I am very confused with the concept of using pointers in c

Question

I think I have misconceptions in my understanding on pointers?

Based on my understanding, int * twenties means that twenties is a pointer to an int .

So for *twenties = dollars/20; , the *twenties here refers to the value of the pointer?

In pay_amount(money, &twenties, &tens, &fives, &ones); , the pointer twenties is storing the address of &twenties in the function of pay_amount ? Wouldn't the twenties in printf("$20 bills: %d\n", twenties); print out the address instead of the value?

#include <stdio.h>

void pay_amount(int dollars, int *twenties, int *tens, int *fives, int *ones);

int main(void) {

    int money = 0, twenties, tens, fives, ones;

    printf("Enter a dollar amount: ");
    scanf("%d", &money);
    pay_amount(money, &twenties, &tens, &fives, &ones);

    printf("$20 bills: %d\n", twenties); // why isnt not *twenties??? I got an error if I put *twenties
    printf("$10 bills: %d\n", tens);
    printf(" $5 bills: %d\n", fives);
    printf(" $1 bills: %d\n", ones);

    return 0;
}

void pay_amount(int dollars, int *twenties, int *tens, int *fives, int *ones) {

    *twenties = dollars / 20;
    dollars -= *twenties * 20;
    *tens = dollars / 10;
    dollars -= *tens * 10;
    *fives = dollars / 5;
    dollars -= *fives * 5;
    *ones = dollars;
}

Answer 1

No, the twenties in the main() and the twenties in the pay_amount function are different types.

While calling the pay_amount() from main() , you're passing the address of twenties of main() , and storing that in twenties (which is local to the block scope of the function) of pay_amount .

The type of twenties in main() is int , the type of twenties in pay_amount is int * .

If you wish, you can use two different variable names altogether.

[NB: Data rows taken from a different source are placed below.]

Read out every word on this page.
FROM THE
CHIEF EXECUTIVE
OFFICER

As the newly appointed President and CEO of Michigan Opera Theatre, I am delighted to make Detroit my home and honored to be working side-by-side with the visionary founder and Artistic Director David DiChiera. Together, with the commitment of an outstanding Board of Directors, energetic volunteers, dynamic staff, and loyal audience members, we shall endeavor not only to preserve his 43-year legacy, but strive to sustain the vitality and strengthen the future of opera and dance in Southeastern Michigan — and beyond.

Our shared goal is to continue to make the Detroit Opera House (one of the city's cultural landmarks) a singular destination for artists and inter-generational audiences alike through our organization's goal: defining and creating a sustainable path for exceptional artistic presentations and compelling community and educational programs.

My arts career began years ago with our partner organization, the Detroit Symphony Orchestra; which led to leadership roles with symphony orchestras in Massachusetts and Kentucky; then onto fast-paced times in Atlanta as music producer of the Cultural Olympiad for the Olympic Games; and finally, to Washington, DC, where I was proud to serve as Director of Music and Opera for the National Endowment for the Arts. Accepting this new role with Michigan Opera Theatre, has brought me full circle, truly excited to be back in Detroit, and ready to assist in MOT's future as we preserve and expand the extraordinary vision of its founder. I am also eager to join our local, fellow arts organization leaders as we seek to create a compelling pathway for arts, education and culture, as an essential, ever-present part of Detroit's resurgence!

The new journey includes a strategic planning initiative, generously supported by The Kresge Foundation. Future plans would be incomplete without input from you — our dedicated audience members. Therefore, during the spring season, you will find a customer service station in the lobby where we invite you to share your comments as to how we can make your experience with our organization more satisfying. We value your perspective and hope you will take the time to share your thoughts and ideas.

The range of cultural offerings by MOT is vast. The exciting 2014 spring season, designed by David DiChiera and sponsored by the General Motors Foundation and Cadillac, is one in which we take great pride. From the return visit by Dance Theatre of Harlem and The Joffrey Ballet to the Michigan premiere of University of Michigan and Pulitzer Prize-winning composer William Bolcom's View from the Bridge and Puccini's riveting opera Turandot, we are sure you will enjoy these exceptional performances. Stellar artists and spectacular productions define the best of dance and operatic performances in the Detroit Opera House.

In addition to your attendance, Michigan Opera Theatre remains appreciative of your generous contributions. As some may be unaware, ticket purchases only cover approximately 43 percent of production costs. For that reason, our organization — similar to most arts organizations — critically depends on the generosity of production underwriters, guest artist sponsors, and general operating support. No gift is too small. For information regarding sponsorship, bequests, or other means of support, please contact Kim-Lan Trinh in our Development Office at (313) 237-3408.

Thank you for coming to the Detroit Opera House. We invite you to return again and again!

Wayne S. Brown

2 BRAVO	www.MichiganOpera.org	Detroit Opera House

So, in main() , twenties is an int , and a print statement like

 printf("$20 bills: %d\n", twenties);

is correct. Point to note, if you want to print the twenties inside the pay_amount() function call, you have to use *twenties , as you'd have expected, as that one is of type int * .

Answer 2

So, if you declare two variables as:

int data_holder;
int* pointer;

And assign values to them as:

data_holder = 10;
pointer = &data_holder;

What happens is this - compiler allocates memory for data_holder as well as pointer . Now, when you store 10 in data_holder and use & to get its address and store it in pointer , a link is created. To access the value 10 - you may either use data_holder or de-reference pointer .

EDIT : When we use * during declaration of a pointer variable, it tells the compiler to treat the variable differently. When we use * again for that declared pointer, we are essentially de-referencing the pointer - accessing the value stored at the memory location it is pointing to.

More concretely;

printf("The value of data_holder is %d", data_holder);
printf("The value of data_holder is %d", *pointer);

Similarly, the value 10 can be modified in two ways;

data_holder = 200;       //The value is changed from 10 to 200
*pointer = 300;          //The value is changed from 200 to 300

Inside your function, twenties etc. are pointers, whereas in main() the twenties etc. are integers.